Dépression et maladie cardiaque : un cocktail explosif ?

21 septembre 2010

Selon l’étude de population britannique Witehall 2, un patient cardiaque présentant en parallèle des symptômes de dépression augmenterait fortement son risque de décès. Les chercheurs du Centre de recherche en Epidémiologie et Santé des Populations de l’Inserm et leurs collègues internationaux soulignent l’intérêt d’un meilleur repérage de la dépression chez ces patients.

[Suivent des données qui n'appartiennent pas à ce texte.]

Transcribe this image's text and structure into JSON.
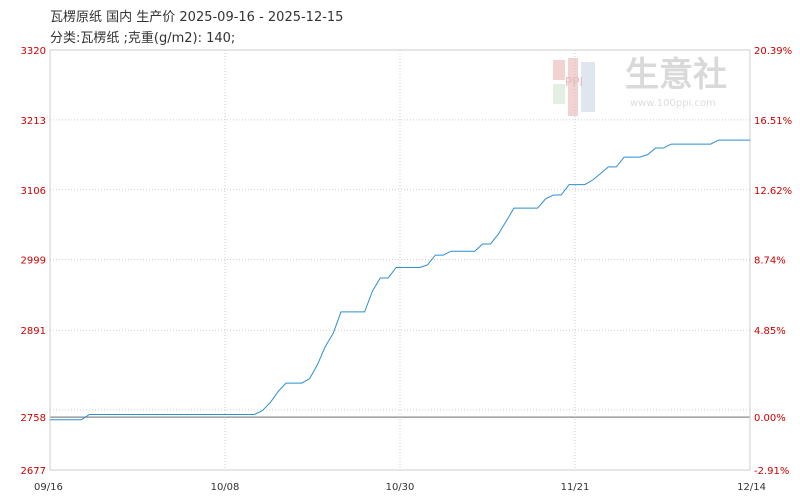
{
  "title": "瓦楞原纸 国内 生产价 2025-09-16 - 2025-12-15",
  "subtitle": "分类:瓦楞纸 ;克重(g/m2): 140;",
  "watermark": {
    "brand": "生意社",
    "url": "www.100ppi.com",
    "logo": "PPI"
  },
  "colors": {
    "line": "#2f8fd0",
    "left_axis": "#cc0000",
    "right_axis": "#cc0000",
    "x_axis": "#333333",
    "grid": "#cccccc",
    "baseline": "#888888"
  },
  "chart_data": {
    "type": "line",
    "title": "瓦楞原纸 国内 生产价 2025-09-16 - 2025-12-15",
    "x_ticks": [
      "09/16",
      "10/08",
      "10/30",
      "11/21",
      "12/14"
    ],
    "x_range": [
      "2025-09-16",
      "2025-12-14"
    ],
    "y_left_ticks": [
      3320,
      3213,
      3106,
      2999,
      2891,
      2758,
      2677
    ],
    "y_right_ticks": [
      "20.39%",
      "16.51%",
      "12.62%",
      "8.74%",
      "4.85%",
      "0.00%",
      "-2.91%"
    ],
    "ylim": [
      2677,
      3320
    ],
    "baseline": 2758,
    "grid": true,
    "series": [
      {
        "x": [
          "2025-09-16",
          "2025-09-20",
          "2025-09-21",
          "2025-09-25",
          "2025-09-30",
          "2025-10-05",
          "2025-10-10",
          "2025-10-12",
          "2025-10-13",
          "2025-10-14",
          "2025-10-15",
          "2025-10-16",
          "2025-10-17",
          "2025-10-18",
          "2025-10-19",
          "2025-10-20",
          "2025-10-21",
          "2025-10-22",
          "2025-10-23",
          "2025-10-24",
          "2025-10-25",
          "2025-10-26",
          "2025-10-27",
          "2025-10-28",
          "2025-10-29",
          "2025-10-30",
          "2025-10-31",
          "2025-11-01",
          "2025-11-02",
          "2025-11-03",
          "2025-11-04",
          "2025-11-05",
          "2025-11-06",
          "2025-11-07",
          "2025-11-08",
          "2025-11-09",
          "2025-11-10",
          "2025-11-11",
          "2025-11-12",
          "2025-11-13",
          "2025-11-14",
          "2025-11-15",
          "2025-11-16",
          "2025-11-17",
          "2025-11-18",
          "2025-11-19",
          "2025-11-20",
          "2025-11-21",
          "2025-11-22",
          "2025-11-23",
          "2025-11-24",
          "2025-11-25",
          "2025-11-26",
          "2025-11-27",
          "2025-11-28",
          "2025-11-29",
          "2025-11-30",
          "2025-12-01",
          "2025-12-02",
          "2025-12-03",
          "2025-12-04",
          "2025-12-05",
          "2025-12-06",
          "2025-12-07",
          "2025-12-08",
          "2025-12-09",
          "2025-12-10",
          "2025-12-11",
          "2025-12-12",
          "2025-12-13",
          "2025-12-14"
        ],
        "y": [
          2754,
          2754,
          2762,
          2762,
          2762,
          2762,
          2762,
          2762,
          2768,
          2780,
          2797,
          2810,
          2810,
          2810,
          2817,
          2838,
          2866,
          2886,
          2919,
          2919,
          2919,
          2919,
          2951,
          2971,
          2971,
          2987,
          2987,
          2987,
          2987,
          2991,
          3006,
          3006,
          3012,
          3012,
          3012,
          3012,
          3023,
          3023,
          3038,
          3058,
          3078,
          3078,
          3078,
          3078,
          3092,
          3098,
          3098,
          3114,
          3114,
          3114,
          3121,
          3131,
          3141,
          3141,
          3156,
          3156,
          3156,
          3160,
          3170,
          3170,
          3176,
          3176,
          3176,
          3176,
          3176,
          3176,
          3182,
          3182,
          3182,
          3182,
          3182
        ]
      }
    ]
  }
}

Grâce à la cohorte (1) Whitehall II, les chercheurs du Centre de recherche en Epidémiologie et Santé des Populations de l’Inserm et leurs collègues internationaux ont pu comparer chez 5936 fonctionnaires britanniques le risque de décès des sujets associant symptômes dépressifs et pathologie cardiaque à celui des sujets en bonne santé ou présentant une seule de ces pathologies.

Après un suivi de cinq ans, les chercheurs ont conclu que le risque de décès chez les personnes associant dépression et maladie cardiaque est 2,9 fois supérieur à celui des sujets ne présentant aucune de ces deux pathologies.

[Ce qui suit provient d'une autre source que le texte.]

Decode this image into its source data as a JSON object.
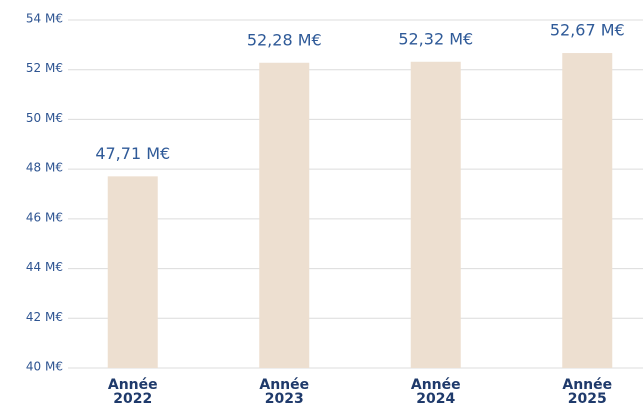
{
  "chart_data": {
    "type": "bar",
    "categories": [
      "Année 2022",
      "Année 2023",
      "Année 2024",
      "Année 2025"
    ],
    "values": [
      47.71,
      52.28,
      52.32,
      52.67
    ],
    "value_labels": [
      "47,71 M€",
      "52,28 M€",
      "52,32 M€",
      "52,67 M€"
    ],
    "color": "#eddfd0",
    "ylim": [
      40,
      54
    ],
    "yticks": [
      {
        "value": 40,
        "label": "40 M€"
      },
      {
        "value": 42,
        "label": "42 M€"
      },
      {
        "value": 44,
        "label": "44 M€"
      },
      {
        "value": 46,
        "label": "46 M€"
      },
      {
        "value": 48,
        "label": "48 M€"
      },
      {
        "value": 50,
        "label": "50 M€"
      },
      {
        "value": 52,
        "label": "52 M€"
      },
      {
        "value": 54,
        "label": "54 M€"
      }
    ],
    "grid": true
  }
}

Quant au risque de décéder spécifiquement des suites d’une maladie cardiovasculaire, il est 3,9 fois supérieur chez les patients associant symptômes dépressifs et pathologie cardiaque, par rapport au groupe ne présentant aucune de ces pathologies.

Ces résultats fournissent des éléments significatifs en faveur d’une interaction importante des symptômes dépressifs avec les pathologies cardio-vasculaires. "Cela démontre l’importance pour les professionnels de santé de mieux repérer les troubles dépressifs chez leurs patients cardiaques et de développer des actions visant à réduire la mortalité liée à la dépression, même si les mécanismes en jeu doivent être mieux compris" conclut Hermann Nabi, l’un des auteurs de l’étude.

La dépression : catalyseur des maladies chroniques ?

L’impact de la dépression sur le développement et le pronostic des maladies chroniques et notamment des maladies cardio-vasculaires fait l’objet d’un regain d’intérêt de la part de la communauté scientifique depuis quelques années. Chez les populations en bonne santé, des études prospectives menées sur le long terme ont montré que la dépression était associée au développement des maladies cardio-vasculaires, indépendamment des facteurs de risque spécifiques de ces pathologies (déséquilibre alimentaire, tabagisme, sédentarité, obésité, hypertension…). Ces études n’avaient toutefois pas permis d’établir l’effet combiné de la dépression et des maladies cardiovasculaires sur le risque de décès.

19 % des Français de 15 à 75 ans ont vécu ou vivront une dépression dans leur vie

D’après une enquête menée en 2005 par l’Institut National de Prévention et d'Education à la Santé (INPES), 19 % des Français de 15 à 75 ans ont vécu ou vivront une dépression au cours de leur vie.

Source
“Effects of depressive symptoms and coronary heart disease and their interactive associations on mortality in middle-aged adults: The Whitehall II cohort study” Nabi et coll Heart. 2010 Sep 15

Note
(1) Une étude de cohorte consiste à suivre dans le temps un ensemble de personnes recrutées à un moment où elles étaient indemnes de l’événement de santé d’intérêt. L’objectif est de mesurer la survenue de nouveaux cas de l’événement de santé au sein de cet ensemble de personnes, tout en enregistrant individuellement les facteurs de risques, et de comparer l’évolution de la survenue des nouveaux cas entre sujets exposés et non exposés.